The number of cases nationwide is very low, however, these statistics cannot directly be compared to those of Lyme or RMSF, because Figure 2 shows only the reportable cases—those that have caused neurological disease, which must be reported to the CDC. Although miniscule, the risk is not zero, and the CDC indicates that the number of cases is rising

This trend can be seen in Maine, where the virus killed one woman in 2013. Figure 3 shows the results of a study conducted by the Maine Medical Center Research Institute. The "tick group" collected both adult and nymph deer ticks (the same tick that carries Lyme) from 30 towns in the state between June 2015 and December 2016. Depending on location, up to 16 percent of deer ticks were found to be infected with the virus.

 

Figure 3: Percentage of pools of deer ticks testing positive for Powassan in 11 Maine counties. Source: Maine Medical Center Research Institute. 

The bad news is that the neurological disease is severe - sometimes even fatal. The severity becomes evident upon reading the case study in the April 21, 2017 MMWR (2).

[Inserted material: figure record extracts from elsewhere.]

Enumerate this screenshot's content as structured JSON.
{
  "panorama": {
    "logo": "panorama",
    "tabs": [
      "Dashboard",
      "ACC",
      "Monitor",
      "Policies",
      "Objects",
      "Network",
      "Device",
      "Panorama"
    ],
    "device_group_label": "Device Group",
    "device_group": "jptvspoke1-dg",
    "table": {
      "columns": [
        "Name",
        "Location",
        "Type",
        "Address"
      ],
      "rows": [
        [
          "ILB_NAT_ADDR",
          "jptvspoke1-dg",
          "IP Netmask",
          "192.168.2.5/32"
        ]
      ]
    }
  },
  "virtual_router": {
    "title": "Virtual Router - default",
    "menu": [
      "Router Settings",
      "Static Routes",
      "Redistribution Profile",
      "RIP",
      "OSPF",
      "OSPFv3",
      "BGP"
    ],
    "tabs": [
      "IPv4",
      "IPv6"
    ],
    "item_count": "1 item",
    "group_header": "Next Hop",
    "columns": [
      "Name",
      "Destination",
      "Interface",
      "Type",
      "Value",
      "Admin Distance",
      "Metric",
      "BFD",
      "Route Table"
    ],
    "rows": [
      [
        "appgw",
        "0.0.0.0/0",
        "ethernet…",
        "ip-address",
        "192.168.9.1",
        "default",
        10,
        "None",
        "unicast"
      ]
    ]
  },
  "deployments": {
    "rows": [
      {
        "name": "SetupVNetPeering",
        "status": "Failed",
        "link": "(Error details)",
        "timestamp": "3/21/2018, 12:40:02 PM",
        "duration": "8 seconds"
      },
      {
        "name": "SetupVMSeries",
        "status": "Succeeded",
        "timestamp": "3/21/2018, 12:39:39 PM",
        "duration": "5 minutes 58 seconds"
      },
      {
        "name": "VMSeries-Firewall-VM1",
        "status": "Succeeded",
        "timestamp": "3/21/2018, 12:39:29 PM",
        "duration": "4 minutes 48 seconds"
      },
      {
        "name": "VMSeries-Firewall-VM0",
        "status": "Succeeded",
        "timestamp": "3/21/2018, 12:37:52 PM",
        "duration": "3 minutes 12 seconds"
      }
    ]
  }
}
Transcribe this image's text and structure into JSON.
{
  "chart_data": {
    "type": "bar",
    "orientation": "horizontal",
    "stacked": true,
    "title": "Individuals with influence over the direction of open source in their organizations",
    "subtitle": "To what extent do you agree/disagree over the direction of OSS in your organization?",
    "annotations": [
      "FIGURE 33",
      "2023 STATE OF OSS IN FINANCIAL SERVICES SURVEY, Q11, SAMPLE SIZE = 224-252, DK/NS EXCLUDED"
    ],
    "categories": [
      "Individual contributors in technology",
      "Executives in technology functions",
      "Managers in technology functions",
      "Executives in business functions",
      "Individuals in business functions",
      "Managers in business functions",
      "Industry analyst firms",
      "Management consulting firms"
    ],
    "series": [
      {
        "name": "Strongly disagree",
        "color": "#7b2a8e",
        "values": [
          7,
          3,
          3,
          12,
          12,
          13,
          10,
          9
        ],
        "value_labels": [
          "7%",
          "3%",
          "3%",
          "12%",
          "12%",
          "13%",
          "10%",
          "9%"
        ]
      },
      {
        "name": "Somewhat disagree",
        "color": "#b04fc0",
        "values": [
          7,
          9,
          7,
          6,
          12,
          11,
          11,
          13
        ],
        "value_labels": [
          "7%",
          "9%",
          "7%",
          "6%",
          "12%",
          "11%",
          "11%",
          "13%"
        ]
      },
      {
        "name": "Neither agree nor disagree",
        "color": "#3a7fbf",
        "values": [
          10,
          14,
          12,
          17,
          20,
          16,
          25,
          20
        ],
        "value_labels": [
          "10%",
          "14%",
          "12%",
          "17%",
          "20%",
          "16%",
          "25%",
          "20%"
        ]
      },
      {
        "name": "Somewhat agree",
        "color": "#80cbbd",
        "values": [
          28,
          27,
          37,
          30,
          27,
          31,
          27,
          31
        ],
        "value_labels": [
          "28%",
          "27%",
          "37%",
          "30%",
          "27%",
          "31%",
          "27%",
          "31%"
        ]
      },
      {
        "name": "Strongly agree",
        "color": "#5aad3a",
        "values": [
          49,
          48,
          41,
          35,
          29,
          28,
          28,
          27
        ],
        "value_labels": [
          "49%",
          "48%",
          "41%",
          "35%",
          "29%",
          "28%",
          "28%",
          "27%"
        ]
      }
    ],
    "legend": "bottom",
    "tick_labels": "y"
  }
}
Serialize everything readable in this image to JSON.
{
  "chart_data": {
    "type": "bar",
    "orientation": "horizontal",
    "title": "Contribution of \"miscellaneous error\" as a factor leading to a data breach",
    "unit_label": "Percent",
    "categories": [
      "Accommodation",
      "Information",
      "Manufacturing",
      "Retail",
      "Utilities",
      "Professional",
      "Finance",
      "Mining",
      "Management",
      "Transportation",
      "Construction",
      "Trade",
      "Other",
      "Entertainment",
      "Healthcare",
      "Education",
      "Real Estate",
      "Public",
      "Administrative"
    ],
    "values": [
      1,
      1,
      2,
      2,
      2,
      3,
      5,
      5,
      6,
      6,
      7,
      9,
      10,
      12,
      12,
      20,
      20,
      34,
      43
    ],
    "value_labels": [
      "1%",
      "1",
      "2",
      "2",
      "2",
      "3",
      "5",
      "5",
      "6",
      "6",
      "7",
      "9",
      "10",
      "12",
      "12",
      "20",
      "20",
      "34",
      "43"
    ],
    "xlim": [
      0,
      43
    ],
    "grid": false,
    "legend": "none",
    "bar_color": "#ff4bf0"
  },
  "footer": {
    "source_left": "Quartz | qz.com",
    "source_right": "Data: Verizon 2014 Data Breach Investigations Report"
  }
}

  • "In early November 2016, a previously healthy male infant aged 5 months from eastern Connecticut developed fever and vomiting. Right-sided facial twitching began over the next several days, and progressed to seizures that included rightward eye deviation and right arm stiffening." 
  • "Magnetic resonance imaging (MRI) of the brain showed a symmetric pattern... [that was] consistent with encephalitis."
  • "One month after the onset of symptoms the parents noted that he could no longer sit up unaided, a milestone that he had met prior to the illness. Four months after his illness (aged 10 months), he was reported to have normal motor and verbal development (crawling, walking with a walker, and babbling)."
  •  A second MRI performed 4 months after the first revealed gliosis and encephalomalacia in the thalami and basal ganglia bilaterally, with volume loss and evidence of early mineralization in the left basal ganglia [permanent brain damage].

Both the severity of neurological symptoms and the estimated mortality rate (5-10 percent) demonstrate that this is not something you want to catch. In contrast to Lyme, if you are bitten by an infected tick, Powassan is easy to catch. Conventional wisdom about Lyme says that the tick must be attached for 24-48 hours (3) for infection to take place, but Powassan can be transmitted within an hour. 

So, you shouldn't do anything more than what you're already doing to protect yourself. Stay out of the bushes and high weeds. If you must go in, wear light colored clothing (long sleeves and pants), tuck the pants into your socks, and use a repellant like DEET. Or maybe spray your property with a pesticide like Anvil. This kills both ticks and mosquitoes. Hopefully Powassan will never become part of your vocabulary.

Notes

(1) The name is derived from the town Powassan, Ontario, where it was first identified in 1958. Powassan is a flavivirus, which is in the same family of viruses that includes hepatitis C, yellow fever, Zika, and Dengue. 

(2) MMWR is short for Morbidity and Mortality Weekly Report, a weekly CDC publication.

(3) This figure is still controversial.